Nanolithography is a common term for various techniques that enable manufacturing of nanoscopic structures. Loosely speaking, nanolithography is capable of "printing" features (lines, dots, etc.) with the size of only a few nanometers. One of the most popular methods is to use a high energy beam (electron, laser, ion, ...) as a writing tool that draws the pattern image onto the substrate. The substrate is covered with a thin film of polymer, called resist. The resist is modified by exposure to the beam, which subsequently enables the formation of the pattern shaped structure on the substrate at the end of the process.

Nanolithography is typically used for fabrication of submicron electrodes, quantum electronic devices and circuits, but it is not limited to only this type of applications. It is an alternative to well established optical lithography widely used in semiconductor industry. The main difference is that in the case of nanolithography direct illumination without mask is used. Unfortunately this means much lower throughput, but the benefit is higher resolution and greater flexibility. This makes nanolithography particularly interesting for laboratories and research departments where small scale, low cost production and the ability to quickly adapt the pattern form is desired.

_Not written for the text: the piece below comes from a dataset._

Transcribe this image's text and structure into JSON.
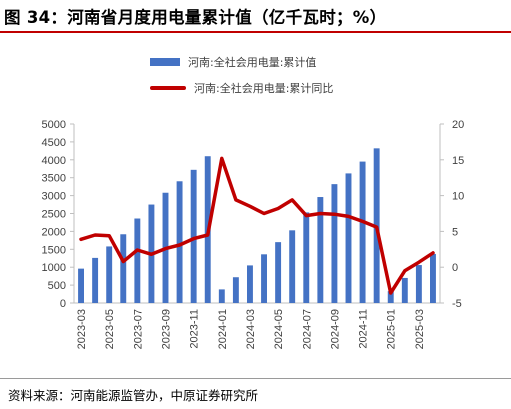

We fabricate high resolution submicron structures with the help of electron beam lithography (EBL) and with laser lithography. Performance of the latter does not match the EBL, as it is at the border of the micron range for now, but we hope to improve it with time. We perform it with laser direct imaging (LDI) system, which has been recently developed in Slovenian company LPKF Laser & Electronics. For the purposes of EBL we use converted scanning electron microscope (Jeol JSM-7600F) upgraded with accessory equipment for lithography (XENOS).